Summit County, CDOT and Breckenridge short plow drivers for the start of the winter season
Less staff means figuring out what roadways get highest priority
Summit County saw its first significant snowfall of the winter season last week, and the wet weather correlated with numerous collisions along Interstate 70. With temperatures dropping and complaints from both businesses and local government entities about severe labor shortages, what will winter road conditions be like moving forward?
Summit County, the town of Breckenridge and the Colorado Department of Transportation are all reporting that their departments are currently short staffed. All three organizations said they’ll likely be prioritizing certain roadways over others, at least for the beginning of the winter season, until they can fill more positions.
Statewide, CDOT spokesperson Bob Wilson said the department has about 191 positions open across the state, but that it’s currently in the midst of onboarding a total of 30 part-time and full-time positions. Narrowing it down even further, Wilson reported that there are about 30 vacancies currently open for Regions 1 and 3, the two that encompass Summit County and its surrounding areas.
Wilson said Interstate 70 will always take the highest priority, followed by U.S. Highway 6 and Colorado Highways 9 and 91. Wilson said all of these roadways “take on somewhat of an urgency” because they are major, well-used, arteries that connect Summit County to other surrounding counties.
Wilson explained that Summit County has few major highways and the ones it does have are all “a fairly high priority.” In other areas of the state, such as north of Kremmling, certain roadways might not be as high of priority because they’re used by fewer travelers.
As soon as the winter season starts, Wilson said CDOT strategically coordinates its schedule so that crews can begin plowing and clearing roads when a winter storm rolls in.
“We go on snow shifts at a particular hour, like at 4 o’clock in the afternoon, and that means 12 hours on and 12 hours off,” Wilson said. “A driver will work 12 hours and then another driver comes on to relieve them of that shift. He works 12 hours and then they alternate until the roads get back to normal driving conditions.”
Wilson said crews in Summit County and surrounding areas are always on snow shift when the winter season is in full force, mostly since the weather is continuous at higher elevations. Because of this, a shorter staff means there’s less workers to clear more roads at once. Wilson noted the organization is still recruiting to hire additional people and that it’s using means like higher wages, job fairs and a housing stipend to boost its efforts.
The town of Breckenridge is using similar recruitment tactics to staff up, too. Scott Jackman, streets and parks manager for the town, said his department ideally has 18 positions filled at the beginning of the winter season. They’re currently looking to fill one full-time position and four part-time positions.

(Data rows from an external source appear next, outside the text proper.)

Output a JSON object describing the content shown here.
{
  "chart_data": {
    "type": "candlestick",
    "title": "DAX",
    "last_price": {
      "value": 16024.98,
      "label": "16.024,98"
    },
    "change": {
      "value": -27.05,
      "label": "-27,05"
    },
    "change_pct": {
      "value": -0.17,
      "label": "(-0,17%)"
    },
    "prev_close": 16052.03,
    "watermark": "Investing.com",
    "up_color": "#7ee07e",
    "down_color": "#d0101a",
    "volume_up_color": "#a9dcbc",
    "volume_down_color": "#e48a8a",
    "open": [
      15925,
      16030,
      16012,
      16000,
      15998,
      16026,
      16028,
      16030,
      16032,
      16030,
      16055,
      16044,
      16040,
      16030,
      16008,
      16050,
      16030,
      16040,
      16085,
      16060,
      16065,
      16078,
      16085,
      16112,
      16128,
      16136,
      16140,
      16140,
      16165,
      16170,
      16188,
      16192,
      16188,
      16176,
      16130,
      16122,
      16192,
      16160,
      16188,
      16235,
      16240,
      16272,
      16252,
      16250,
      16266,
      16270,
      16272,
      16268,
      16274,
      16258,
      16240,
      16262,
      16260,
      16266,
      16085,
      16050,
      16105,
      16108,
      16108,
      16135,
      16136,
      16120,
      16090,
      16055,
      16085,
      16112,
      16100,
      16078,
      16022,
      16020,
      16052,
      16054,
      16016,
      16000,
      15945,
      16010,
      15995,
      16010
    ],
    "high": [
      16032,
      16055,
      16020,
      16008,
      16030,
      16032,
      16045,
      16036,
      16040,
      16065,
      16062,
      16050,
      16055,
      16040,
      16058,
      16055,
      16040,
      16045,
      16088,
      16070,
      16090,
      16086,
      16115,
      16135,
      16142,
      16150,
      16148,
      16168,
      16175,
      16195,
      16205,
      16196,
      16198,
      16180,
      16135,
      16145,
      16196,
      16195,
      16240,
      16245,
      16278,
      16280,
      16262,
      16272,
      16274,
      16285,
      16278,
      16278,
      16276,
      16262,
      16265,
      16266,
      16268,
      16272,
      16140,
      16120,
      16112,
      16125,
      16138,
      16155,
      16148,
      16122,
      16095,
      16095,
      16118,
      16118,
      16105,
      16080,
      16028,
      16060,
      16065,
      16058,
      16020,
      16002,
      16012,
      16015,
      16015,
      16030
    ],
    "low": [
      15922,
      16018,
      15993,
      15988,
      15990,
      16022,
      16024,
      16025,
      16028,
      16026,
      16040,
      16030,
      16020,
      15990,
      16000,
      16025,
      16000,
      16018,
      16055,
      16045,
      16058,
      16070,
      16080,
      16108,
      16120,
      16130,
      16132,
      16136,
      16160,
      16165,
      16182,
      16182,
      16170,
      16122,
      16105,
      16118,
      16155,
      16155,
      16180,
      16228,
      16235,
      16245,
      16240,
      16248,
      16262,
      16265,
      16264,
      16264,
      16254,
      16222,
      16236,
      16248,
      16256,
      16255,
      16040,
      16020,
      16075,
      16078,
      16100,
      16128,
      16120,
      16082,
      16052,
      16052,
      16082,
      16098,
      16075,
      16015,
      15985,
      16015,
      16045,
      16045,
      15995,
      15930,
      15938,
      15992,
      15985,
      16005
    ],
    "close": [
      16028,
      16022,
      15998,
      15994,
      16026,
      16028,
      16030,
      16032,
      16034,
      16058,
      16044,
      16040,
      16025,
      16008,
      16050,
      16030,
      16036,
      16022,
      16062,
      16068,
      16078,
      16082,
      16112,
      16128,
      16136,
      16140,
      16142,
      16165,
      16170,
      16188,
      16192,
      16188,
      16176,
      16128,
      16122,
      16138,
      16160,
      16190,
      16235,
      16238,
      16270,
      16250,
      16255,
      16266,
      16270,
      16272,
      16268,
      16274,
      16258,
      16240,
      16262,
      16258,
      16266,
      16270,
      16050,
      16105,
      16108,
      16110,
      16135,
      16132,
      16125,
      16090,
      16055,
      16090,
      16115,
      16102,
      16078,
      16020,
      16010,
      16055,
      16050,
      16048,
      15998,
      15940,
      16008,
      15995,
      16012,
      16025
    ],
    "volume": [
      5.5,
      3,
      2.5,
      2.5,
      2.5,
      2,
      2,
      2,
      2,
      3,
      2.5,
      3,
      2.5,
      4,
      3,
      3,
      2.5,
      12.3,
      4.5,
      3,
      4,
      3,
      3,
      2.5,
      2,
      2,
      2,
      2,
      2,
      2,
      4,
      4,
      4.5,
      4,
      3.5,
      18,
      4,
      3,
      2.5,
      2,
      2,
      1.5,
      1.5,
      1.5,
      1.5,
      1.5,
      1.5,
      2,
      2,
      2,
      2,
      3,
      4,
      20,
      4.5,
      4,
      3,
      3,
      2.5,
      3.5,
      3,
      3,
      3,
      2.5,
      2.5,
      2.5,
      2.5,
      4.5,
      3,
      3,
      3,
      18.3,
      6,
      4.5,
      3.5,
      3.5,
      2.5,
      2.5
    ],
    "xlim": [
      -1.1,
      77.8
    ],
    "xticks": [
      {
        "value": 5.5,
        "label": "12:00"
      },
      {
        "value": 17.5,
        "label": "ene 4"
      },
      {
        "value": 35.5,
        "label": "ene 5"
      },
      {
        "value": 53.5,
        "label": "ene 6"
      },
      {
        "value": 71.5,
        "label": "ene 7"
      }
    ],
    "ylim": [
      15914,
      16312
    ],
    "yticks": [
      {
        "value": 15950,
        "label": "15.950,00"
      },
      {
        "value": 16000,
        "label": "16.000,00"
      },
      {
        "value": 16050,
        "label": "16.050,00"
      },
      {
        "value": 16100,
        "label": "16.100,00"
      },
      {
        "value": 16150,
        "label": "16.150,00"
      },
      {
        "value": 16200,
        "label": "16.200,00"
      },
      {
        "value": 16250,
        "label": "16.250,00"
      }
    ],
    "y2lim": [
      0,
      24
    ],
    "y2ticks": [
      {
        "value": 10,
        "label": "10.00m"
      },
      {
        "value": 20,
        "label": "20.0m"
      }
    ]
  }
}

Because of the shortage, Jackman said all roads, bus routes and parking lots are considered high priority, but some areas might not get a second plow right away. Major town roads such as Main Street are focused on first.
“We will continue to keep the same priorities but maybe some roads, say some residential roads, may not get widened, may not get a second pass as soon as they have in the past,” Jackman said. “Our goal is to get everything plowed for each event, get the roads open and safe but they may not be plowed as wide (and) that second pass may not happen as early.”
Jackman declined to say which other roads were of highest priority and which roads were under the town’s domain. He did note that to meet the needs of the community, the town will often contract services out to ensure the roads are plowed.
As for county roads, Robert Jacobs, county engineer and road and bridge director, said Swan Mountain Road, the Dillon Dam Road and Boreas Pass Road are some of the highest priorities. Once those are taken care of, Jacobs said the Summit Stage routes and side roads are next on the list.
Jacobs said the county is currently interviewing for three positions, and that his team is still strategizing how to coordinate their efforts for the upcoming season. The department usually relies on a mix of 16 seasonal, part-time and full-time positions to get the job done. Each driver is responsible for a route, which is an attempt to make the process more efficient.
Jacobs also wanted to remind community members that there are steps that they can take to ensure that their streets and roads are plowed effectively. Keeping cars and trash cans in driveways and out of roads is one, as well as understanding why there might be a buildup of snow at the edge of their driveway.
“There’s a couple of things that we always get complaints about in the winter time,” Jacobs said. “One of them is the ridge in their driveway. … An inherent part of living in Summit County is that we’re going to plow off to the side, and there will be a ridge in people’s driveway and it’s not going to be the same ridge in every driveway because geometries are different (and) the way snow piles up is different.”